Dabiri-Erewa said this in a statement she issued on Friday in Abuja through her Special Assistant on Media, Abdur-Rahman Balogun.
She recalled that Singaporean authorities arrested the Nigerian, Chijoke Obioha, 35, with more than 2.6 kilogrammes of cannabis on April 9, 2007. This surpasses the statutory amount of 500 grams presumed as drug trafficking under Singaporean law.
Dabiri-Erewa said Nigerian government informed Obioha’s family that his appeal for clemency had been rejected Thursday.
She, however, described the sentence as disturbing despite repeated calls for Nigerians to desist from criminal activities such as drug peddling.
“While we regret the death sentence passed on the Nigerian, we will also like to, once again. appeal to Nigerians to avoid crimes like drug trafficking, especially in Asia which has declared zero tolerance for such offences.’’
She urged Nigerians to avoid drug peddling in their host countries as laws of countries, no matter its de-merits, will be difficult to influence.
A Singaporean anti-death penalty campaigner, Ravi Madasamy, who has also been assisting Obioha’s lawyer, Joseph Chen, on the case, took to his Facebook page this morning to announce the news.
“This morning, at 6am, the execution of Chijioke Stephen Obioha took place. I am not even sure if his family from Nigeria were able to attend. Soon everybody will forget this together with Chijioke’s name.
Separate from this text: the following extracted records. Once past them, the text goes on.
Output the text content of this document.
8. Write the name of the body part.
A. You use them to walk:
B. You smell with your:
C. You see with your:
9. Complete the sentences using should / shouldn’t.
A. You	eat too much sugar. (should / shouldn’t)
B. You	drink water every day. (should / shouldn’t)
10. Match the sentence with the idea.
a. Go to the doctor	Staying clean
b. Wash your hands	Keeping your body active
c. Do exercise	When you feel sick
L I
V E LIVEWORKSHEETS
But for many of us who fight and campaign to eradicate this barbaric practice of death by hanging, and for those of us who challenge the mandatory death penalty for drug trafficking in Singapore, our work will go on. And it must,” Ravi posted.
Amnesty international condemns execution
Amnesty International also called on Singapore to halt Friday’s execution of Obioha.
Rafendi Djamin, Amnesty International’s Director for South-East Asia and the Pacific said AI is dismayed that Obioha’s case was not granted clemency.
“The death penalty is never the solution. It will not rid Singapore of drugs.
“By executing people for drug-related offences, which do not meet the threshold of most serious crimes, Singapore is violating international law.
“Under Singaporean law, when there is a presumption of drug possession and trafficking, the burden of proof shifts from the prosecutor to the defendant,” he said.
According to the Amnesty director, this violates the right to a fair trial by turning the concept of presumption of innocence on its head.
“Drug-related offences do not meet the threshold of the ‘most serious crimes’ to which the use of the death penalty must be restricted under international law.
“International law also prohibits the imposition of the death penalty as a mandatory punishment. Moreover, Amnesty International opposes the use of the death penalty outright, regardless of the crime,” he said.